Sampling Always include soil and roots in samples sent for nematode analysis if plants are present. Take samples any time if the numbers are interpreted in relation to nematode population dynamics. In most crops, populations are relatively low through winter and spring but increase rapidly through summer. Before planting strawberries, it is best to sample in late summer.
- If possible rotate plantings to new land.
- Use certified plants.
- Fallow periods can disrupt the nematode life cycle. Practice good weed control using herbicides or tillage.
- Cover crops are an excellent way to disrupt the nematode life cycle. Care should be taken when selecting a cover crop to avoid use of a plant that is a host for the target nematode. In general, root-lesion nematodes have very broad host ranges, therefore, the selection of a non-host cover crop is difficult. Part of an effective cover crop is good weed control. Yellow mustard (Brassica juncea) contains allyl isothiocyanate, which is active against nematodes. Brassica carinata also has been reported to be effective against nematodes.
- Preplant soil fumigation.
- Basamid G. Avoid application when soil is over 90°F. Do not apply within 3 to 4 feet of growing plants. 5-day reentry Restricted-use pesticide.
- Dominus at 10 to 40 gal/A. Apply as a shank injection to an entire field or raised beds when soil temperatures are above 60°F but not greater than 90°F. 5-day reentry.
- Nimitz at 3.5 to 7 pints/treated A. Incorporated before a minimum of 7 days from planting. Effectiveness reduced on muck or high clay soils. 12-hr reentry.
- Paladin at 25 to 51.3 gal/A. Buffer zone from 35 to 690 feet depending on the rate used and acreage treated. 2- to 5-day entry-restriction period. See label for details. Restricted-use pesticide, Washington only.
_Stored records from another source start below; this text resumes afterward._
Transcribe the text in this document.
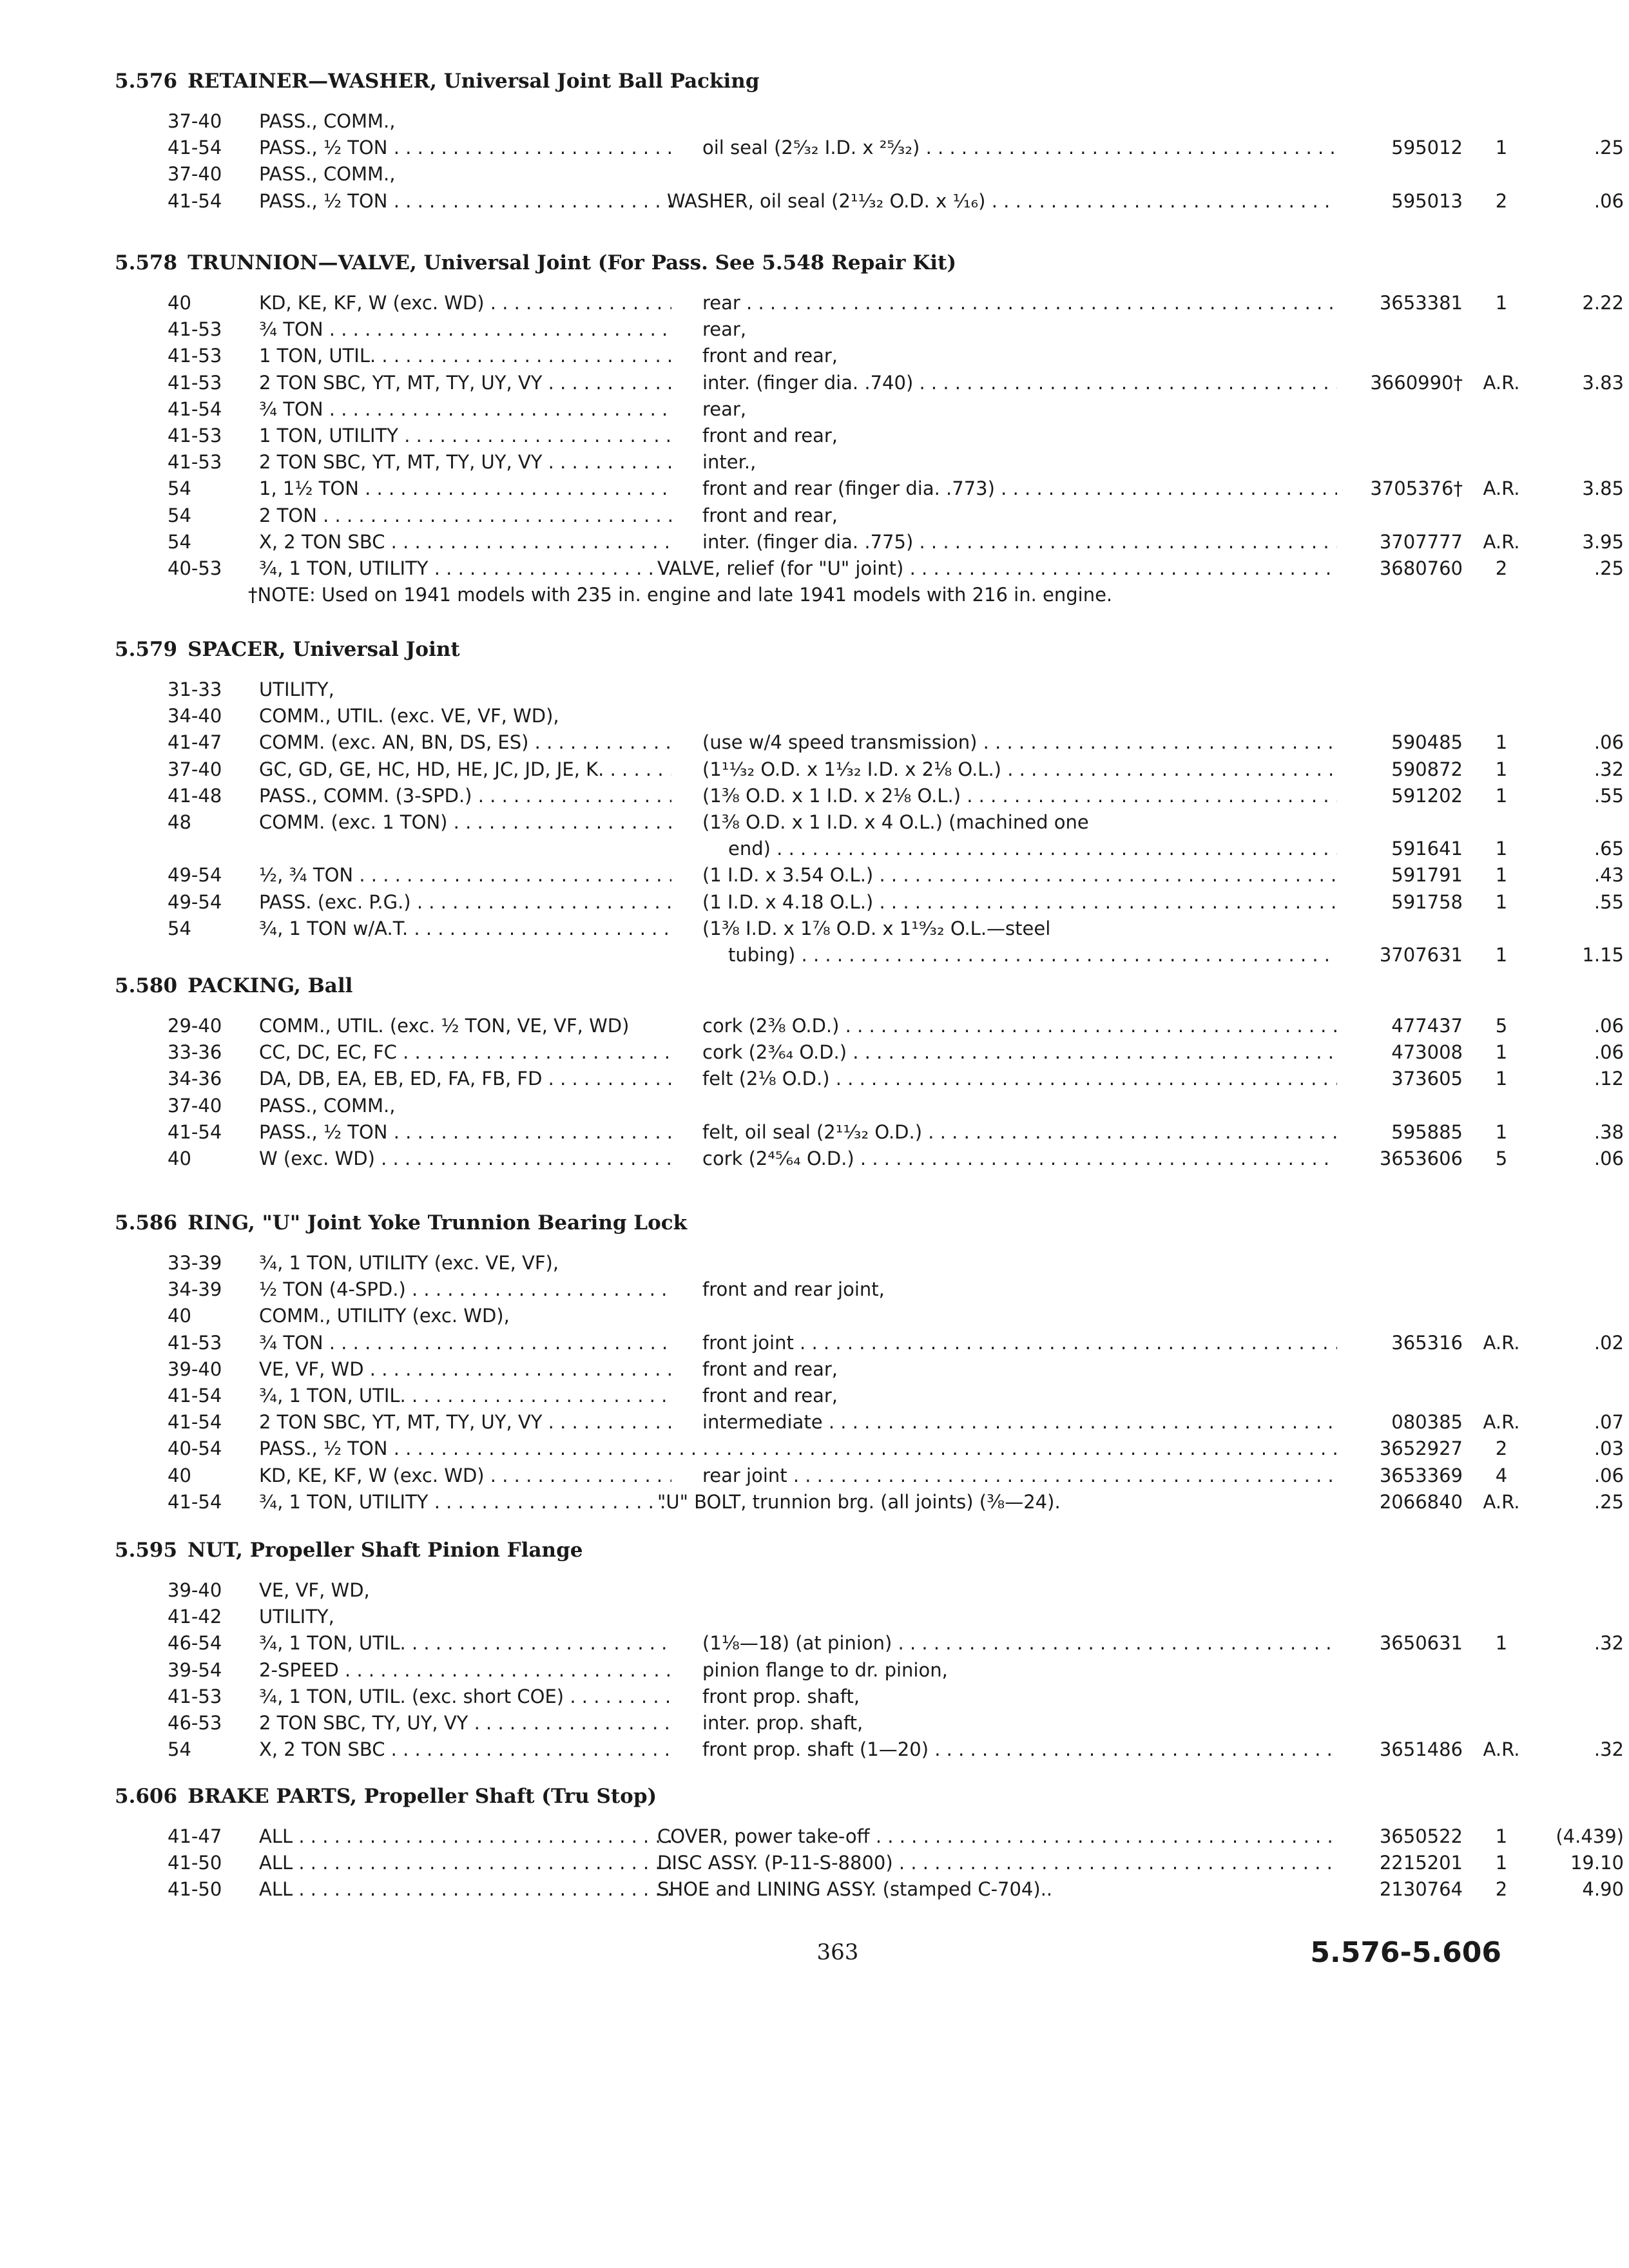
5.576 RETAINER—WASHER, Universal Joint Ball Packing
37-40	PASS., COMM.,
41-54	PASS., ½ TON . . .	oil seal (2⁵⁄₃₂ I.D. x ²⁵⁄₃₂) . . .	595012	1	.25
37-40	PASS., COMM.,
41-54	PASS., ½ TON . . .	WASHER, oil seal (2¹¹⁄₃₂ O.D. x ¹⁄₁₆) . . .	595013	2	.06
5.578 TRUNNION—VALVE, Universal Joint (For Pass. See 5.548 Repair Kit)
40	KD, KE, KF, W (exc. WD) . . .	rear . . .	3653381	1	2.22
41-53	¾ TON . . .	rear,
41-53	1 TON, UTIL. . . .	front and rear,
41-53	2 TON SBC, YT, MT, TY, UY, VY . . .	inter. (finger dia. .740) . . .	3660990†	A.R.	3.83
41-54	¾ TON . . .	rear,
41-53	1 TON, UTILITY . . .	front and rear,
41-53	2 TON SBC, YT, MT, TY, UY, VY . . .	inter.,
54	1, 1½ TON . . .	front and rear (finger dia. .773) . . .	3705376†	A.R.	3.85
54	2 TON . . .	front and rear,
54	X, 2 TON SBC . . .	inter. (finger dia. .775) . . .	3707777	A.R.	3.95
40-53	¾, 1 TON, UTILITY . . .	VALVE, relief (for "U" joint) . . .	3680760	2	.25
†NOTE: Used on 1941 models with 235 in. engine and late 1941 models with 216 in. engine.
5.579 SPACER, Universal Joint
31-33	UTILITY,
34-40	COMM., UTIL. (exc. VE, VF, WD),
41-47	COMM. (exc. AN, BN, DS, ES) . . .	(use w/4 speed transmission) . . .	590485	1	.06
37-40	GC, GD, GE, HC, HD, HE, JC, JD, JE, K. . . .	(1¹¹⁄₃₂ O.D. x 1¹⁄₃₂ I.D. x 2⅛ O.L.) . . .	590872	1	.32
41-48	PASS., COMM. (3-SPD.) . . .	(1⅜ O.D. x 1 I.D. x 2⅛ O.L.) . . .	591202	1	.55
48	COMM. (exc. 1 TON) . . .	(1⅜ O.D. x 1 I.D. x 4 O.L.) (machined one
end) . . .	591641	1	.65
49-54	½, ¾ TON . . .	(1 I.D. x 3.54 O.L.) . . .	591791	1	.43
49-54	PASS. (exc. P.G.) . . .	(1 I.D. x 4.18 O.L.) . . .	591758	1	.55
54	¾, 1 TON w/A.T. . . .	(1⅜ I.D. x 1⅞ O.D. x 1¹⁹⁄₃₂ O.L.—steel
tubing) . . .	3707631	1	1.15
5.580 PACKING, Ball
29-40	COMM., UTIL. (exc. ½ TON, VE, VF, WD)	cork (2⅜ O.D.) . . .	477437	5	.06
33-36	CC, DC, EC, FC . . .	cork (2³⁄₆₄ O.D.) . . .	473008	1	.06
34-36	DA, DB, EA, EB, ED, FA, FB, FD . . .	felt (2⅛ O.D.) . . .	373605	1	.12
37-40	PASS., COMM.,
41-54	PASS., ½ TON . . .	felt, oil seal (2¹¹⁄₃₂ O.D.) . . .	595885	1	.38
40	W (exc. WD) . . .	cork (2⁴⁵⁄₆₄ O.D.) . . .	3653606	5	.06
5.586 RING, "U" Joint Yoke Trunnion Bearing Lock
33-39	¾, 1 TON, UTILITY (exc. VE, VF),
34-39	½ TON (4-SPD.) . . .	front and rear joint,
40	COMM., UTILITY (exc. WD),
41-53	¾ TON . . .	front joint . . .	365316	A.R.	.02
39-40	VE, VF, WD . . .	front and rear,
41-54	¾, 1 TON, UTIL. . . .	front and rear,
41-54	2 TON SBC, YT, MT, TY, UY, VY . . .	intermediate . . .	080385	A.R.	.07
40-54	PASS., ½ TON . . .
. . .	3652927	2	.03
40	KD, KE, KF, W (exc. WD) . . .	rear joint . . .	3653369	4	.06
41-54	¾, 1 TON, UTILITY . . .	"U" BOLT, trunnion brg. (all joints) (⅜—24).	2066840	A.R.	.25
5.595 NUT, Propeller Shaft Pinion Flange
39-40	VE, VF, WD,
41-42	UTILITY,
46-54	¾, 1 TON, UTIL. . . .	(1⅛—18) (at pinion) . . .	3650631	1	.32
39-54	2-SPEED . . .	pinion flange to dr. pinion,
41-53	¾, 1 TON, UTIL. (exc. short COE) . . .	front prop. shaft,
46-53	2 TON SBC, TY, UY, VY . . .	inter. prop. shaft,
54	X, 2 TON SBC . . .	front prop. shaft (1—20) . . .	3651486	A.R.	.32
5.606 BRAKE PARTS, Propeller Shaft (Tru Stop)
41-47	ALL . . .	COVER, power take-off . . .	3650522	1	(4.439)
41-50	ALL . . .	DISC ASSY. (P-11-S-8800) . . .	2215201	1	19.10
41-50	ALL . . .	SHOE and LINING ASSY. (stamped C-704)..	2130764	2	4.90
363	5.576-5.606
- Telone C-17 at 27 to 41 gal/A broadcast on mineral soils. Leave the soil undisturbed for at least 7 days after application. A longer interval, such as 2-3 weeks, is required if soils are cold or wet, or the site will be replanted with deep rooted trees, shrubs or vines. Odor indicates fumigant presence; do not plant until odor leaves the soil. Do not treat extremely heavy soils. 5-day reentry. Restricted-use pesticide
- Telone C-17 at 27 to 41 gal/A broadcast on mineral soils. Leave the soil undisturbed for at least 7 days after applica-tion. A longer interval, such as 2-3 weeks, is required if soils are cold or wet, or the site will be replanted with deep rooted trees, shrubs or vines. Odor indicates fumigant presence; do not plant until odor leaves the soil. Do not treat extremely heavy soils. 5-day reentry. Restricted-use pesticide.
- Vapam HL at 37.5 to 75 gal/A. Immediately roll the soil and follow up with tarps or a light watering. May use through an irrigation system. 5-day reentry. Restricted-use pesticide.
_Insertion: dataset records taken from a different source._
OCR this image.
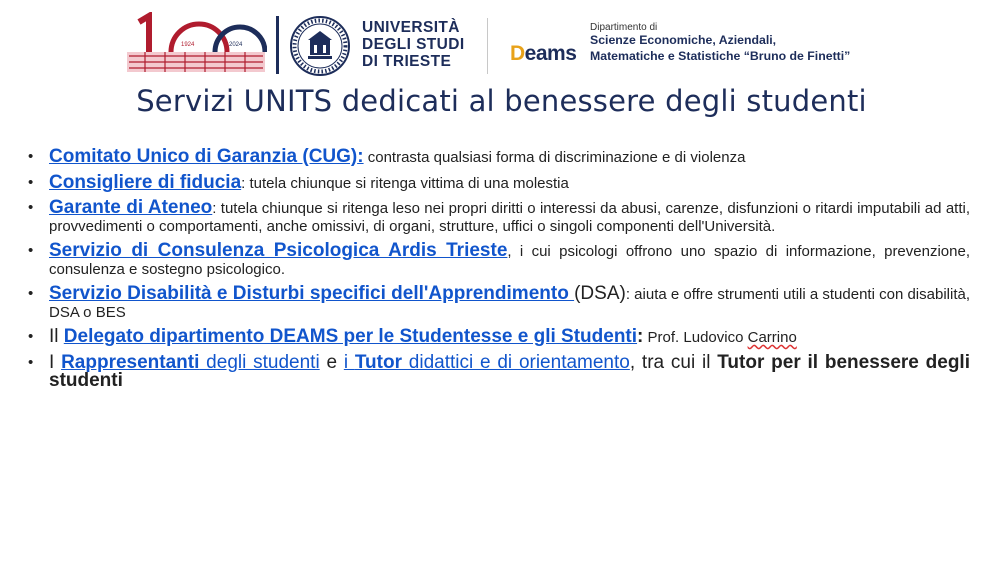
1924	2024
UNIVERSITÀ
DEGLI STUDI
DI TRIESTE	Deams
Dipartimento di
Scienze Economiche, Aziendali,
Matematiche e Statistiche “Bruno de Finetti”
Servizi UNITS dedicati al benessere degli studenti
• Comitato Unico di Garanzia (CUG): contrasta qualsiasi forma di discriminazione e di violenza
• Consigliere di fiducia: tutela chiunque si ritenga vittima di una molestia
• Garante di Ateneo: tutela chiunque si ritenga leso nei propri diritti o interessi da abusi, carenze, disfunzioni o ritardi imputabili ad atti, provvedimenti o comportamenti, anche omissivi, di organi, strutture, uffici o singoli componenti dell'Università.
• Servizio di Consulenza Psicologica Ardis Trieste, i cui psicologi offrono uno spazio di informazione, prevenzione, consulenza e sostegno psicologico.
• Servizio Disabilità e Disturbi specifici dell'Apprendimento (DSA): aiuta e offre strumenti utili a studenti con disabilità, DSA o BES
• Il Delegato dipartimento DEAMS per le Studentesse e gli Studenti: Prof. Ludovico Carrino
• I Rappresentanti degli studenti e i Tutor didattici e di orientamento, tra cui il Tutor per il benessere degli studenti
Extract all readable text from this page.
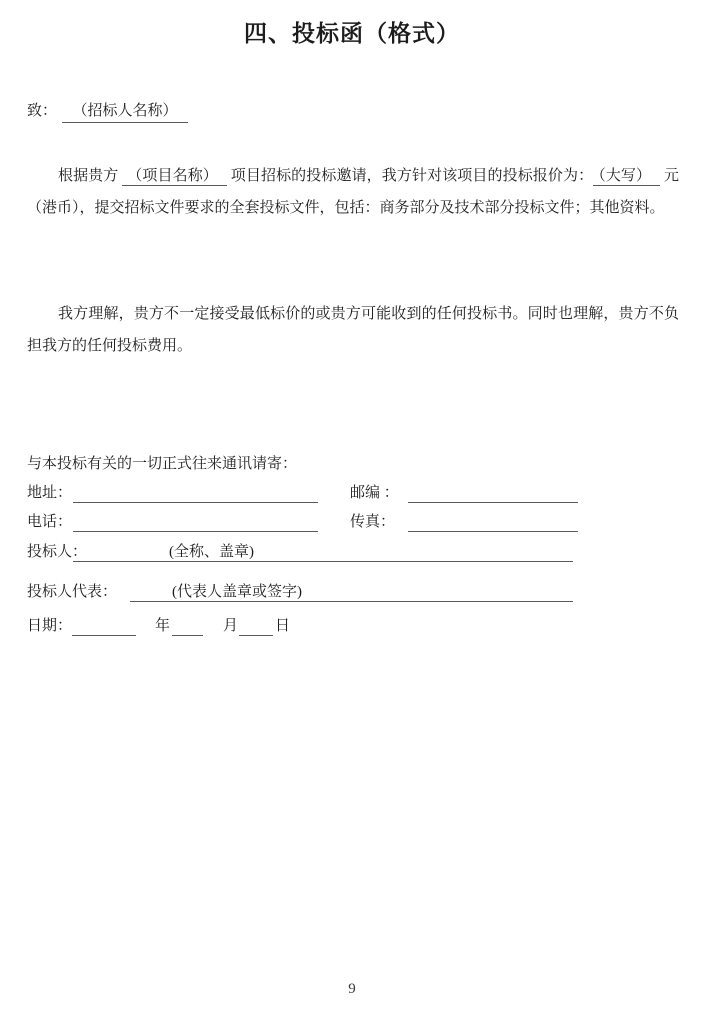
四、投标函（格式）
致： （招标人名称）
根据贵方 （项目名称） 项目招标的投标邀请，我方针对该项目的投标报价为： （大写） 元（港币），提交招标文件要求的全套投标文件，包括：商务部分及技术部分投标文件；其他资料。
我方理解，贵方不一定接受最低标价的或贵方可能收到的任何投标书。同时也理解，贵方不负担我方的任何投标费用。
与本投标有关的一切正式往来通讯请寄：
地址：	邮编 ：
电话：	传真：
投标人：	(全称、盖章)
投标人代表：	(代表人盖章或签字)
日期：	年	月 日
9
- Ecozin Plus at 25 to 56 oz/A is registered for use after planting through a drip irrigation system. Label suggests using additives to aid penetration into the soil and to make applications in the morning. Efficacy in the Pacific Northwest is unknown. 4-hr reentry. O
- Nema-Q at 1.5 to 3 gal/A for the first application followed by 4 to 6 weekly applications at 2 quarts/A. Efficacy in the Pacific Northwest is unknown. 24-hr reentry.
- Velum Prime at 6 to 6.5 fl oz/A can be used after planting using drip, trickle of micro-sprinklers. May be applied day of harvest. Group 7 fungicide. 12-hr reentry.
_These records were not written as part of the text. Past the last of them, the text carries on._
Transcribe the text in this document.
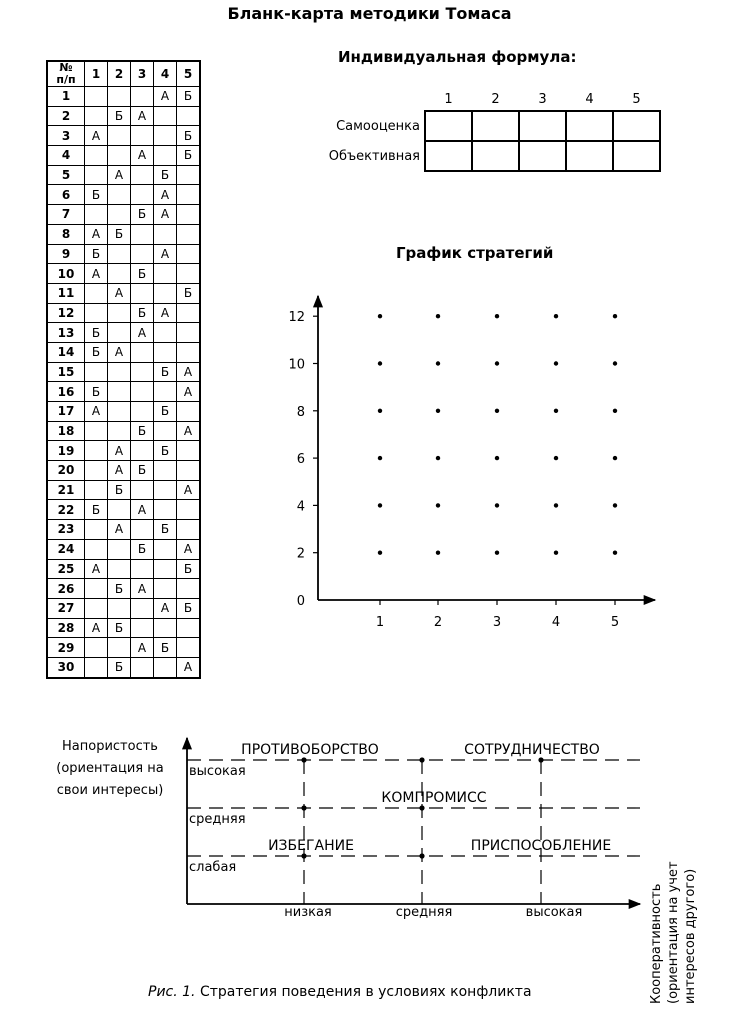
Бланк-карта методики Томаса
№
п/п	1	2	3	4	5
1				А	Б
2		Б	А		
3	А				Б
4			А		Б
5		А		Б	
6	Б			А	
7			Б	А	
8	А	Б			
9	Б			А	
10	А		Б		
11		А			Б
12			Б	А	
13	Б		А		
14	Б	А			
15				Б	А
16	Б				А
17	А			Б	
18			Б		А
19		А		Б	
20		А	Б		
21		Б			А
22	Б		А		
23		А		Б	
24			Б		А
25	А				Б
26		Б	А		
27				А	Б
28	А	Б			
29			А	Б	
30		Б			А
Индивидуальная формула:
	1	2	3	4	5
Самооценка					
Объективная					
График стратегий
12
10
8
6
4
2
0
1	2	3	4	5
Напористость
(ориентация на
свои интересы)
высокая
средняя
слабая
низкая	средняя	высокая
ПРОТИВОБОРСТВО	СОТРУДНИЧЕСТВО
КОМПРОМИСС
ИЗБЕГАНИЕ	ПРИСПОСОБЛЕНИЕ
Кооперативность (ориентация на учет интересов другого)
Рис. 1. Стратегия поведения в условиях конфликта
- Majestene at 4 to 8 quarts/A in sufficient water to thoroughly soak the root zone. Unknown efficacy in the PNW. Has not worked well in potato and raspberry systems. May be used day of harvest. 4-hr reentry. O
- MeloCon WG (Paecilomyces lilacinus strain 251) at 2 to 4 lb/A plus a soil wetting agent can be applied to established plants, although it might be better used when applied to plants just before planting. Stable for only days at room temperature, weeks in the refrigerator, or for a year if frozen. Unknown efficacy in the PNW. 4-hr reentry. O
Reference Pinkerton, J.N. and Kitner, M.L.C. 2006. Effects of biologically-derived products on mobility and reproduction of the root-lesion nematode, Pratylenchus penetrans, on strawberry. Nematropica 36:181-196.